Till now no poisoning has been registered in spite of fairly broad ranges of parameters. This encourages to increase the substrate supply at maximal nanoparticle supply with the hope to further increase the efficiency. But even a slight increase of p1s results in the appearance of poisoned nanoparticles, though only at low mobility (mode 5, Table 6). The medium and high mobilities provides the immortal life for all nanoparticles. Upon further intensification of the substrate supply the percentage of poisoned nanoparticles increases, but this increase is minimal in the case of high mobility. This is one more advantage of the high mobility of catalytic sites: the higher the mobility the lower the percentage of poisoned nanoparticles.

Summary

The previously suggested lattice model of the reversible reshaping of supported metal nanoparticles under reaction conditions has been used to approach, from the macroscopic end, the issue of the mobility of reaction-induced catalytic sites, which belongs to most thought-provoking challenges in the field of heterogeneous catalysis.

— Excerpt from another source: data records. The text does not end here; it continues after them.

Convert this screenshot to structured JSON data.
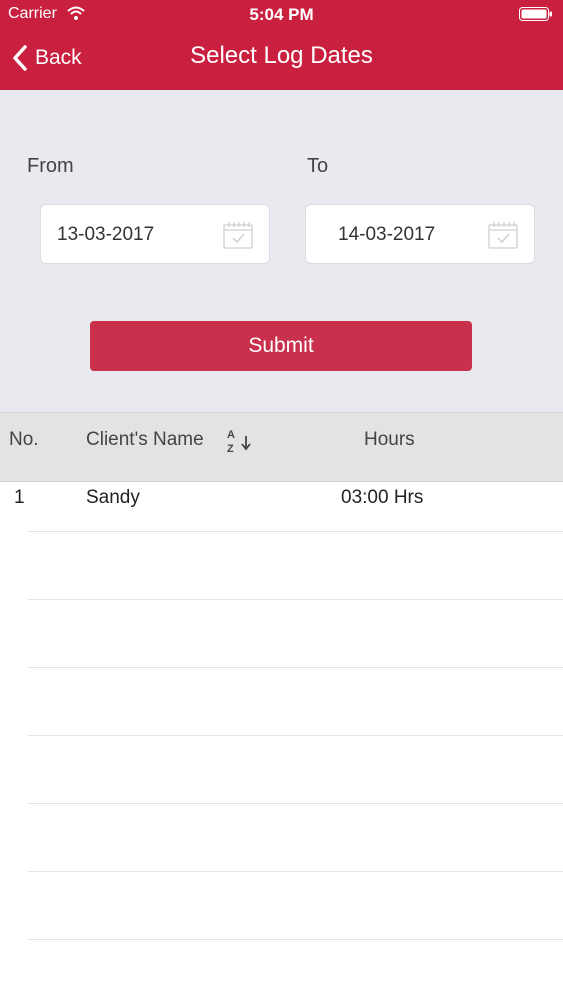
{
  "status_bar": {
    "carrier": "Carrier",
    "time": "5:04 PM"
  },
  "nav": {
    "back_label": "Back",
    "title": "Select Log Dates"
  },
  "filter": {
    "from_label": "From",
    "to_label": "To",
    "from_date": "13-03-2017",
    "to_date": "14-03-2017",
    "submit_label": "Submit"
  },
  "table": {
    "headers": {
      "no": "No.",
      "client_name": "Client's Name",
      "hours": "Hours"
    },
    "rows": [
      {
        "no": "1",
        "client_name": "Sandy",
        "hours": "03:00 Hrs"
      }
    ]
  },
  "colors": {
    "brand": "#c9203f",
    "button": "#c9304c",
    "filter_bg": "#e9e9f0",
    "header_bg": "#e3e3e3"
  }
}
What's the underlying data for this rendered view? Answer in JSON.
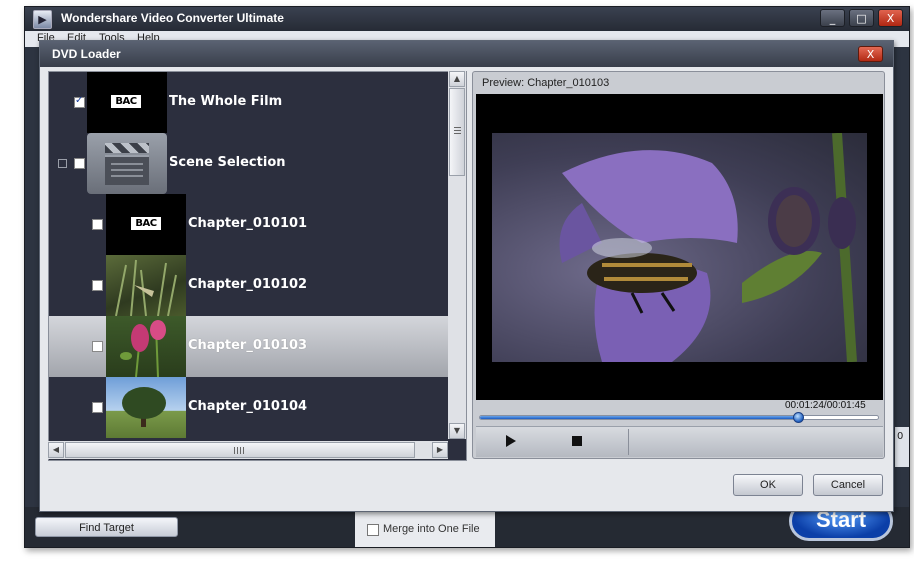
{
  "app": {
    "title": "Wondershare Video Converter Ultimate",
    "menu": [
      "File",
      "Edit",
      "Tools",
      "Help"
    ],
    "window_controls": {
      "minimize": "_",
      "maximize": "□",
      "close": "X"
    },
    "find_target_label": "Find Target",
    "merge_label": "Merge into One File",
    "merge_checked": false,
    "start_label": "Start",
    "side_strip_text": "0"
  },
  "dialog": {
    "title": "DVD Loader",
    "close_label": "X",
    "items": [
      {
        "label": "The Whole Film",
        "checked": true,
        "thumb": "bac-logo",
        "thumb_text": "BAC"
      },
      {
        "label": "Scene Selection",
        "checked": false,
        "thumb": "clapperboard-icon"
      },
      {
        "label": "Chapter_010101",
        "checked": false,
        "thumb": "bac-logo",
        "thumb_text": "BAC"
      },
      {
        "label": "Chapter_010102",
        "checked": false,
        "thumb": "grass-scene"
      },
      {
        "label": "Chapter_010103",
        "checked": false,
        "thumb": "flower-scene",
        "selected": true
      },
      {
        "label": "Chapter_010104",
        "checked": false,
        "thumb": "tree-scene"
      }
    ],
    "preview": {
      "label": "Preview: Chapter_010103",
      "time": "00:01:24/00:01:45",
      "progress": 0.8
    },
    "ok_label": "OK",
    "cancel_label": "Cancel"
  }
}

The main conclusion is that the high mobility of catalytic sites has no negative influence on the efficiency of the nanocatalyst. It may work towards fairly different modes of behaviour depending on the interplay of all relevant factors. In no means the high mobility itself disturb the stationary behaviour and may well promote it under favourable conditions. Also important, the highest efficiency is reached at the highest mobility. One more advantage, the higher the mobility the lower the percentage of poisoned nanoparticles.

The following reserve is needed here. When the activity of catalytic sites is increased, the efficiency is also increased, but with a considerable lag behind the desirable linear growth. Along with this the behaviour of the nanocatalyst becomes more shambolic, which gives reason to think the shambolic behaviour to be the cause of the lag. The results presented have shown this is not the case; the lag is determined by the interplay of other factors, among which the coverages of the nanoparticle and substrate prove to dominate.

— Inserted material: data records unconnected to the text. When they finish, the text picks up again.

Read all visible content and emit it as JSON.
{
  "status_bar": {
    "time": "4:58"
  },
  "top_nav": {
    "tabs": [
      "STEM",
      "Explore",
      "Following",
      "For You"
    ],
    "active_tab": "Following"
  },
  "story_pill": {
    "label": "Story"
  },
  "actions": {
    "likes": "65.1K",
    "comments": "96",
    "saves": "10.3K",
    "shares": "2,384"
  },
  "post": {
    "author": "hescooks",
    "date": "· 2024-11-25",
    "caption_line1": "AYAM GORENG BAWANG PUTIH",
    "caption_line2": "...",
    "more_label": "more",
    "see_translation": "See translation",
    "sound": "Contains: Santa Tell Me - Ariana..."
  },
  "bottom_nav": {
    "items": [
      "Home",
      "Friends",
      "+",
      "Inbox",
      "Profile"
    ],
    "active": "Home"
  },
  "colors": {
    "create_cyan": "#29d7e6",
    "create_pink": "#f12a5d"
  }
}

The increase of both coverages first of all means more intense reagent supply to active sites. Also, the degree of unfolding and the number of catalytic sites increase with the nanoparticle coverage. On the other hand, the lower the substrate coverage the more room is available for movements of active sites, the more shambolic is the behaviour of the nanocatalyst. It is due to these opposite trends the ratio θn/θs determines to a considerable degree the tendency to further unfolding or compacting of the nanoparticle. Note that the coverage is the characteristic easy to control. A considerable difference between the nanoparticle and substrate sticking coefficients is shown to be favourable.

A peculiar feature of the model is the high sensitivity to the fluctuations of main characteristics. Examples are given when the averaged coverages are the same but the fluctuations of shape differ significantly and the system behaviour differs in line.

As to the mobility, it is just promote one or another tendency determined by other factors: the higher the mobility the more complete is the realization of a tendency, in particular due to the above role of fluctuations. The increase of the mobility not obligatory leads to a more shambolic behaviour.

On what grounds and to what degree these results and considerations may be extended to other catalytic systems? The model is rooted in experimental and theoretical findings of general character. Only three elementary processes, inherent in any catalytic system, are emphasized in the model: adsorption, diffusion, desorption. The model is strongly simplified and represents a minimalistic elementary event network that generally may be an essential part of different more realistic networks. Model parameters have been varied in the most broad range. No contradictions incompatible with common sense and available knowledge have been registered in exploring the model.

With this in mind, the results presented in this paper at least speaks in favour of the feasibility of dynamic supported nanocatalysts with self-organized configurations of catalytic centres capable of efficient and robust functioning. Generally, at the nanoscale the high mobility of catalytic sites may appear to be no less interesting and promising than high stability. Also, they provide an example of main features of such nanocatalysts and an insight into their interplay. Hopefully, they may prompt further theoretical and experimental steps in this direction, in particular in grasping general features of dynamic nanocatalysts within the top-down approach.